The Hanoitimes – This is the statement of the Prime Minister Nguyen Xuan Phuc at the fourth session of the 14th National Assembly.
In the Prime Minister’s report on the socio-economic development in 2017, it stated that despite the global and regional situations were complicated with unexpected occurrences, the government had closely monitored and managed the macro economy flexibly through the combination of monetary and fiscal policies to control inflation and stimulate growth.

For the first 9 months of 2017, the average Consumer Price Index (CPI) increased 3.79%, which is estimated to go up to 4% for the whole year, while the inflation rate is at 1.6%. Revenue for the state budget is expected to increase by 2.3% compared to the estimation and up 10.1% compared to 2016; overspending is at 3.5% of the GDP, which is equivalent to the threshold approved by the National Assembly. In particular, the public debt is within the limit and decreasing at 62.6%, in which the government’s debt is 51.8%, and the country’s foreign debt is 45.2% GDP. 

In opposite of the slowing down inflation rate, the growth rate of GDP for the first 9 months reached 6.41%, which is expected to increase to 6.7% for the whole year, thanks to the steadily growth in 3 sectors: agriculture increased 2.78% (4 times higher than the same period of last year), in which fisheries increased 5.42%; while the export of agricultural products for 2017 is estimated to be 35 billion USD. Industry and construction increased 7.17%, in which the processing and manufacturing industry increased 12.8%. Tourism increased 7.25%, which is the highest growth rate since 2008. This is also the sector with significant improvement, when international tourists coming to Vietnam reached 9.45 million, resulting in the forecast for 2017 at 13 million, up 30%; while domestic tourists reached 57.9 million, expected to reach 75 million for the whole year, up 12%. 

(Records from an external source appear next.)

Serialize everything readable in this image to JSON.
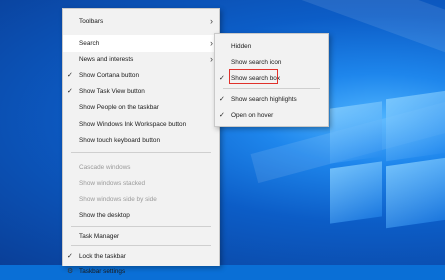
{
  "context_menu": {
    "items": [
      {
        "label": "Toolbars",
        "checked": false,
        "disabled": false,
        "submenu": true
      },
      {
        "label": "Search",
        "checked": false,
        "disabled": false,
        "submenu": true,
        "hover": true
      },
      {
        "label": "News and interests",
        "checked": false,
        "disabled": false,
        "submenu": true
      },
      {
        "label": "Show Cortana button",
        "checked": true,
        "disabled": false
      },
      {
        "label": "Show Task View button",
        "checked": true,
        "disabled": false
      },
      {
        "label": "Show People on the taskbar",
        "checked": false,
        "disabled": false
      },
      {
        "label": "Show Windows Ink Workspace button",
        "checked": false,
        "disabled": false
      },
      {
        "label": "Show touch keyboard button",
        "checked": false,
        "disabled": false
      },
      {
        "label": "Cascade windows",
        "checked": false,
        "disabled": true
      },
      {
        "label": "Show windows stacked",
        "checked": false,
        "disabled": true
      },
      {
        "label": "Show windows side by side",
        "checked": false,
        "disabled": true
      },
      {
        "label": "Show the desktop",
        "checked": false,
        "disabled": false
      },
      {
        "label": "Task Manager",
        "checked": false,
        "disabled": false
      },
      {
        "label": "Lock the taskbar",
        "checked": true,
        "disabled": false
      },
      {
        "label": "Taskbar settings",
        "checked": false,
        "disabled": false,
        "icon": "gear-icon"
      }
    ]
  },
  "search_submenu": {
    "items": [
      {
        "label": "Hidden",
        "checked": false
      },
      {
        "label": "Show search icon",
        "checked": false
      },
      {
        "label": "Show search box",
        "checked": true,
        "highlighted": true
      },
      {
        "label": "Show search highlights",
        "checked": true
      },
      {
        "label": "Open on hover",
        "checked": true
      }
    ]
  },
  "colors": {
    "menu_bg": "#f2f2f2",
    "highlight_border": "#e0312b",
    "desktop": "#0a6fd6"
  }
}
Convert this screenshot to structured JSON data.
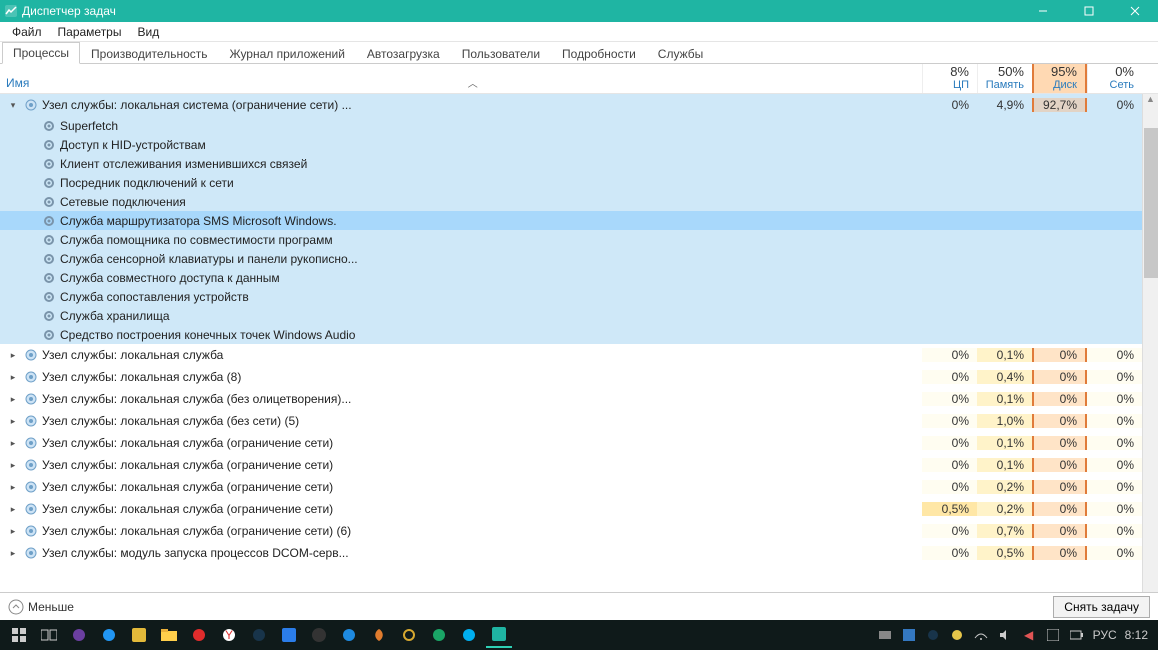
{
  "window": {
    "title": "Диспетчер задач",
    "minimize": "—",
    "maximize": "▢",
    "close": "✕"
  },
  "menu": {
    "file": "Файл",
    "options": "Параметры",
    "view": "Вид"
  },
  "tabs": {
    "processes": "Процессы",
    "performance": "Производительность",
    "app_history": "Журнал приложений",
    "startup": "Автозагрузка",
    "users": "Пользователи",
    "details": "Подробности",
    "services": "Службы"
  },
  "columns": {
    "name_label": "Имя",
    "cpu_pct": "8%",
    "cpu_label": "ЦП",
    "mem_pct": "50%",
    "mem_label": "Память",
    "disk_pct": "95%",
    "disk_label": "Диск",
    "net_pct": "0%",
    "net_label": "Сеть"
  },
  "expanded_group": {
    "name": "Узел службы: локальная система (ограничение сети) ...",
    "cpu": "0%",
    "mem": "4,9%",
    "disk": "92,7%",
    "net": "0%",
    "children": [
      {
        "name": "Superfetch"
      },
      {
        "name": "Доступ к HID-устройствам"
      },
      {
        "name": "Клиент отслеживания изменившихся связей"
      },
      {
        "name": "Посредник подключений к сети"
      },
      {
        "name": "Сетевые подключения"
      },
      {
        "name": "Служба маршрутизатора SMS Microsoft Windows.",
        "selected": true
      },
      {
        "name": "Служба помощника по совместимости программ"
      },
      {
        "name": "Служба сенсорной клавиатуры и панели рукописно..."
      },
      {
        "name": "Служба совместного доступа к данным"
      },
      {
        "name": "Служба сопоставления устройств"
      },
      {
        "name": "Служба хранилища"
      },
      {
        "name": "Средство построения конечных точек Windows Audio"
      }
    ]
  },
  "groups": [
    {
      "name": "Узел службы: локальная служба",
      "cpu": "0%",
      "mem": "0,1%",
      "disk": "0%",
      "net": "0%"
    },
    {
      "name": "Узел службы: локальная служба (8)",
      "cpu": "0%",
      "mem": "0,4%",
      "disk": "0%",
      "net": "0%"
    },
    {
      "name": "Узел службы: локальная служба (без олицетворения)...",
      "cpu": "0%",
      "mem": "0,1%",
      "disk": "0%",
      "net": "0%"
    },
    {
      "name": "Узел службы: локальная служба (без сети) (5)",
      "cpu": "0%",
      "mem": "1,0%",
      "disk": "0%",
      "net": "0%"
    },
    {
      "name": "Узел службы: локальная служба (ограничение сети)",
      "cpu": "0%",
      "mem": "0,1%",
      "disk": "0%",
      "net": "0%"
    },
    {
      "name": "Узел службы: локальная служба (ограничение сети)",
      "cpu": "0%",
      "mem": "0,1%",
      "disk": "0%",
      "net": "0%"
    },
    {
      "name": "Узел службы: локальная служба (ограничение сети)",
      "cpu": "0%",
      "mem": "0,2%",
      "disk": "0%",
      "net": "0%"
    },
    {
      "name": "Узел службы: локальная служба (ограничение сети)",
      "cpu": "0,5%",
      "mem": "0,2%",
      "disk": "0%",
      "net": "0%",
      "hot": true
    },
    {
      "name": "Узел службы: локальная служба (ограничение сети) (6)",
      "cpu": "0%",
      "mem": "0,7%",
      "disk": "0%",
      "net": "0%"
    },
    {
      "name": "Узел службы: модуль запуска процессов DCOM-серв...",
      "cpu": "0%",
      "mem": "0,5%",
      "disk": "0%",
      "net": "0%"
    }
  ],
  "footer": {
    "fewer": "Меньше",
    "end_task": "Снять задачу"
  },
  "taskbar": {
    "lang": "РУС",
    "time": "8:12"
  }
}
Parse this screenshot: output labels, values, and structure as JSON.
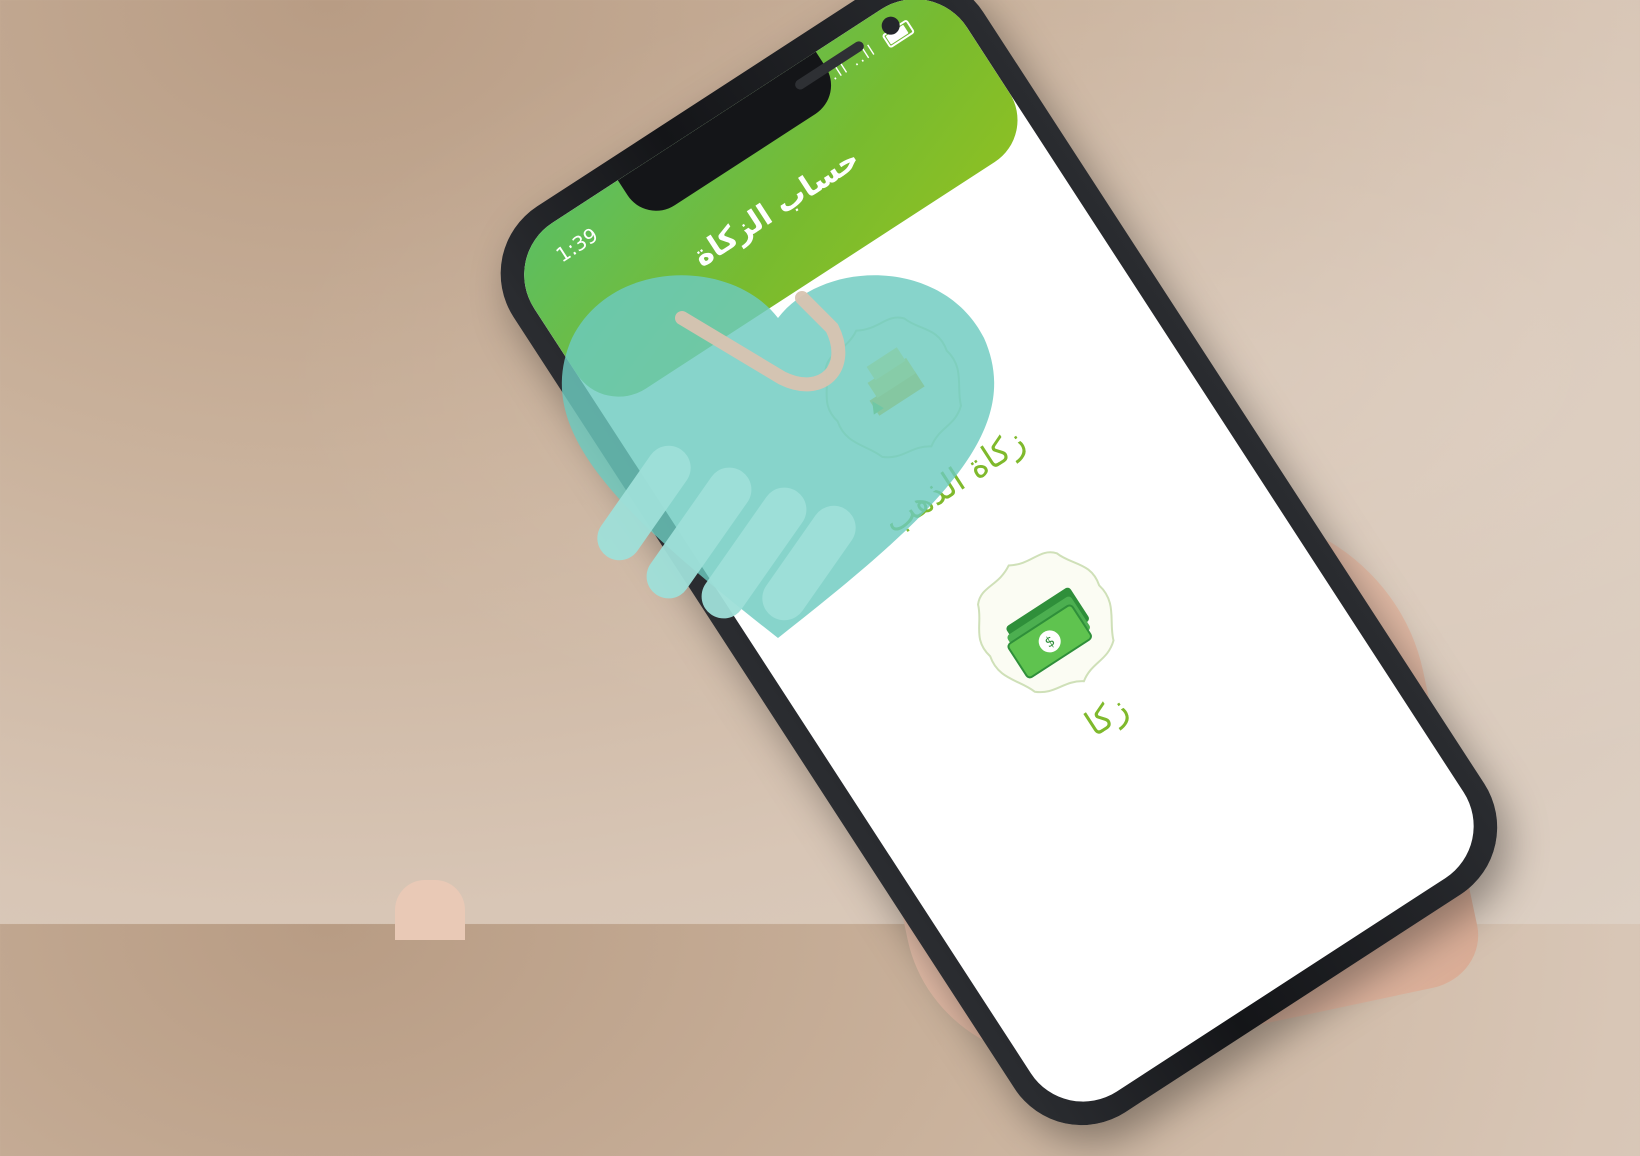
{
  "status_bar": {
    "time": "1:39",
    "signal_text": "..ll ..ll",
    "battery_text": "79"
  },
  "app": {
    "title": "حساب الزكاة"
  },
  "cards": [
    {
      "label": "زكاة الذهب",
      "icon": "gold-bars-icon"
    },
    {
      "label": "زكا",
      "icon": "cash-money-icon"
    }
  ],
  "colors": {
    "header_start": "#5cbf62",
    "header_end": "#8cc024",
    "label_green": "#7fb92c",
    "logo_teal": "#6dcbc0"
  }
}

The Prime Minister Nguyen Xuan Phuc delivered the report on socio-economic situation at the National Assembly.

The Prime Minister Nguyen Xuan Phuc delivered the report on socio-economic situation at the National Assembly.

The stock market exceeded 800 points, the highest number since 2008; market capitalization reached 93% of the GDP; while the derivative market has gone into operation. Total investment fund from social resources for 2017 is estimated at 33. 4% GDP, up 12.6%. 

In the first 9 months, there are 94,000 newly established enterprises, up 15.4%; total registered capital up 43.5%; while 21,000 enterprises have gone back to operation. Total newly registered capital and additional capital of 92 billion USD, the highest number up to date. The World Economic Forum (WEF) ranked the competitive index of Vietnam for 2017 – 2018 at 55th out of 137 countries and regions, up 5 places compared to last year. 

With positive results of the economy, this will be an opportunity to continue pushing forward with mid term and long term strategies, such as the plan of economic restructuring, which will lay the foundation for transforming the economy from focusing on low added value sectors to high added value sectors, continue with administrative reforms, improving the business environment and actively adjusting price of goods and services under the state management. 

However, there remains shortcomings in the economy, such as the slow improvement in growth quality and national productivity, high public debt and non performing loans, slow rate in the equitization and divestment process of state owned enterprises. As such, the Prime Minister stated the government is committed to push up effort to fulfil objectives of 2017, transform the growth modal; improve competitiveness; encourage business start-up; develop businesses; and promote growth.

Based on the current situation in Vietnam and international, the Prime Minister stressed the target for GDP in 2017 will be in range 6.5-6.7%; average CPI growth pace at 4%; total export turnover at 7 – 8%; Ratio of total exports of goods to total imports of goods: under 3%; Total social development investment capital at about 33-34% of GDP.